La Cour suprême est la plus haute institution judiciaire de la République de Guinée. Malgré cela c’est une institution qui rencontre pas mal de problèmes liés aux ressources humaines et infrastructures. Ces problèmes ont été révélés par le juge Mohamed Aly Thiam, membre de l’institution.

Selon lui, le retard du traitement des dossiers à la Cour est lié en grande partie à ces deux problèmes.      

« Naturellement, elle a des problèmes de fonctionnement liés aux ressources humaines. On a insuffisamment de magistrats. Chaque chambre devrait avoir au moins quatre conseillers. Si vous multipliez par le nombre des six (6) chambres, cela fait 24 conseillers, et nous n’avons pas 24 conseillers. Vous allez comprendre que le peu de conseillers qu’il y a, ploie sur le poids du nombre de dossiers. Et cela peut justifier que quelques fois l’on constate que nous avons des retards qui ne sont pas forcément dus au fait que nous ne voulons, mais c’est parce que nous sommes dans une certaine restriction quant au nombre de magistrats devant faire correctement fonctionner la Cour suprême », a-t-il expliqué à Mamadou Sylla, Chef de file de l’opposition parlementaire à l’occasion d’une rencontre qui s’est tenue au siège de l’institution, ce 2 février 2021.   

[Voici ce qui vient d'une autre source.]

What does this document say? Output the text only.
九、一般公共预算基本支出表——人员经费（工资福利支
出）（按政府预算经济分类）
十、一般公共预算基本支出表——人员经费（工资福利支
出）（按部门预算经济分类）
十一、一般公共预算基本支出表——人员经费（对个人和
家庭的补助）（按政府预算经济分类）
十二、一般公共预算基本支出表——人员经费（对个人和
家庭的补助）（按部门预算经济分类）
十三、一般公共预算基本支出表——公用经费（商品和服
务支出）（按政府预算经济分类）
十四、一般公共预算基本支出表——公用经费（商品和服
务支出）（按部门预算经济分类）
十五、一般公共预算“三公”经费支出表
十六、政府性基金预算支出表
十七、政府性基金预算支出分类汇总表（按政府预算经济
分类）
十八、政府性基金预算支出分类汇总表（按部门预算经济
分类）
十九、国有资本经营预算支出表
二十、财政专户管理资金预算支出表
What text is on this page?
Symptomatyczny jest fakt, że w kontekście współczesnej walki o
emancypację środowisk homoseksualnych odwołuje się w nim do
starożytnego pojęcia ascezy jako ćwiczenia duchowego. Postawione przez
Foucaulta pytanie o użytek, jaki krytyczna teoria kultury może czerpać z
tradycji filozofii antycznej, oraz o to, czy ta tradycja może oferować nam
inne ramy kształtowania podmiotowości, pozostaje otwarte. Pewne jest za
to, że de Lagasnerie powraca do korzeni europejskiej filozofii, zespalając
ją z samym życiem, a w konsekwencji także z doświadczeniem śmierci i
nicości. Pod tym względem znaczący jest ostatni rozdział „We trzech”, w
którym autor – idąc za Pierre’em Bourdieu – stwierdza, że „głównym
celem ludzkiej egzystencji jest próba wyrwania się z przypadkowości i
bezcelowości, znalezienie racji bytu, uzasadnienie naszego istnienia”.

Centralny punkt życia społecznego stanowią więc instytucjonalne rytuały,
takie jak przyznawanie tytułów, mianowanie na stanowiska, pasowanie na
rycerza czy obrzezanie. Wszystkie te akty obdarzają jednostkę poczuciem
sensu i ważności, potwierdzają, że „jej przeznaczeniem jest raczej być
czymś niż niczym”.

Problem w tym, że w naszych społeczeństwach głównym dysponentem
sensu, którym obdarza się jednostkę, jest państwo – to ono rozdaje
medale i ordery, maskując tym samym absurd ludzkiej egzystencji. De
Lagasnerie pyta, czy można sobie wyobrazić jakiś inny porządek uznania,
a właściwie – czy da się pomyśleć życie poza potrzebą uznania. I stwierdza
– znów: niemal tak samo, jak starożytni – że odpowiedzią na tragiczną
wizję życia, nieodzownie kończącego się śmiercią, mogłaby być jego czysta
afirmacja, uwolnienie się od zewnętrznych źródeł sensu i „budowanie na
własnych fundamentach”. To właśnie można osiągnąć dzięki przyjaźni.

Pour pallier ce manquement, une rénovation et l’extension du bâtiment de la Cour suprême ont été entamées « parce que nous nous préparons à recevoir un peu plus de magistrats. Mais, ne vous trompez pas, les travaux qui se font actuellement, sont insuffisants par rapport aux impératifs imposés par l’existence d’une Cour comme celle-ci. Puisque pour le moment, ce que nous faisons se résume seulement à ceux qui doivent aller à l’audience. Alors qu’il y a un travail dans l’ombre qui se fait, dont les membres ne sont pas recrutés. Ce sont les assistants, les auditeurs, qui doivent préparer la décision du juge, qui doivent aider le juge à la préparation de ses dossiers. Malheureusement, nous n’avons pas suffisamment de places pour accueillir tout ce monde-là », précise Mohamed Aly Thiam.

« Donc, des problèmes d’infrastructures qui viennent s’ajouter à ceux des ressources humaines, se posent en nous. Je ne vais pas étaler tous les problèmes qu’on a, mais, c’est déjà une très bonne chose que le chef de file de l’opposition vienne s’intéresser à nos problèmes en tant que député et citoyen. Comme l’a dit monsieur le premier président, c’est quand les hommes se parlent, qu’ils peuvent proposer des solutions aux problèmes dont ils débattent », a-t-il conclu.